Giunta al 60° anno di attività, la Festa del Teatro di San Miniato (Pi), la più longeva manifestazione teatrale in Italia, ha messo in scena un testo dello scrittore Julien Green. Americano di nascita, francese di adozione, convertitosi al cattolicesimo, Green è oggi un autore poco frequentato, sia nella sua vasta e ricca produzione narrativa che in quella teatrale, assai più ristretta, della quale fa parte Il nemico, scritto nel 1954.

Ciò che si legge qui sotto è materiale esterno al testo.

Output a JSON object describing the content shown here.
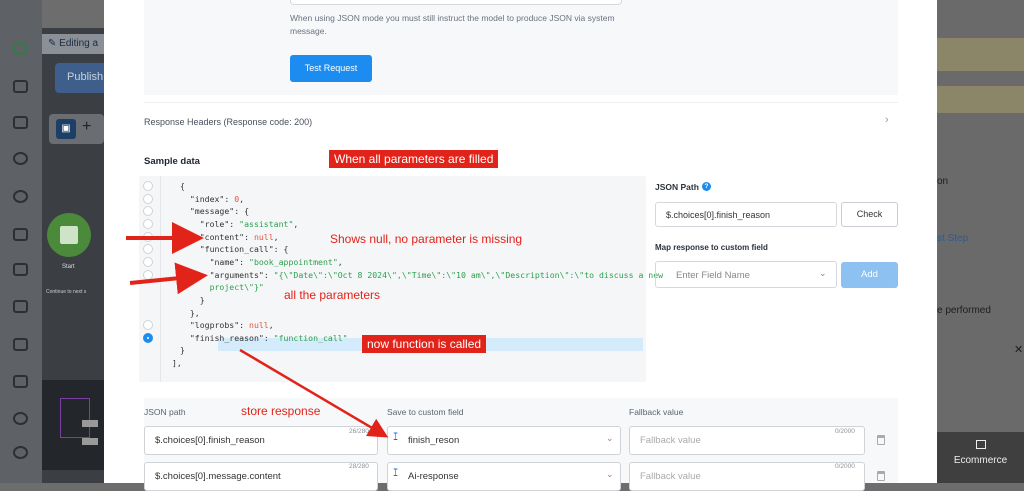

È un peccato che Green sia dimenticato, perché la sua sensibilità religiosa è estremamente moderna, lontana da una concezione di letteratura edificante, bensì tesa a scavare nelle contraddizioni dell’animo umano toccato dalla fede. Non a caso il titolo di questa pièce allude proprio al nemico di Dio, al «principe di questo mondo» che viene a turbare il precario equilibrio ipocrita stabilitosi nella famiglia aristocratica dei Silleranges, al tempo della rivoluzione francese. Philippe è sposato con Elisabeth, ma, essendo rimasto impotente a causa di una ferita, la donna vive una relazione col fratello di lui, Jacques. L’arrivo al castello di Pierre, fratellastro dei Silleranges, ex monaco votatosi al “nemico”, scatena una serie di passioni travolgenti, a cominciare dal trasporto erotico di Elisabeth, passando per la gelosia di Jacques e coinvolgendo infine Philippe, sempre più consapevole del suo ruolo di facciata.

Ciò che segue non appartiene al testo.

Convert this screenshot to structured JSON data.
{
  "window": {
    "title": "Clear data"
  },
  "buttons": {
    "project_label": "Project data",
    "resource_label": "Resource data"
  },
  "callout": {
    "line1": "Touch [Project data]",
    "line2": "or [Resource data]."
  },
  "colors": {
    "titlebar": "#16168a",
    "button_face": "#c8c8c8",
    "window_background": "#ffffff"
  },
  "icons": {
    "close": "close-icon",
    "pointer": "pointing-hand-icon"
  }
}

L’ambiente aristocratico si rivela progressivamente un interno borghese, che fa tornare alla mente quello descritto da Pasolini in Teorema; e la scelta del regista Carmelo Rifici va proprio in questa direzione, con la graduale modificazione degli abiti e delle acconciature settecenteschi in costumi di foggia moderna. La stessa scena suggerisce un edificio in perenne costruzione, con le impalcature sul lato sinistro che rimandano al presente e collocano il dramma in una dimensione meta-storica.
I temi affrontati sono profondi, gravati da un tono concettoso dei dialoghi che fanno continuo riferimento alla lotta dell’anima tra Dio e il suo nemico. La regia appesantisce il testo già di per sé allegorico con una simbologia ulteriore, come il far muovere alle volte i personaggi al modo di marionette nelle mani di un qualche burattinaio schizofrenico, o il sottolineare il dominio del destino su quegli esseri in scena, ricorrendo ad una specie di riavvolgimento cinematografico che li costringe ad un dato punto a muoversi all’indietro e a rivivere, in rapidi flash, episodi già visti. Al tutto si aggiungono, in funzione di controcanto visionario, una serie di figure che si muovono in scena senza un’apparente spiegazione: fantasmi evocati dai dialoghi o volti di personaggi che dalla Storia (quella vera, lontana dagli affanni dei protagonisti) vengono calpestati.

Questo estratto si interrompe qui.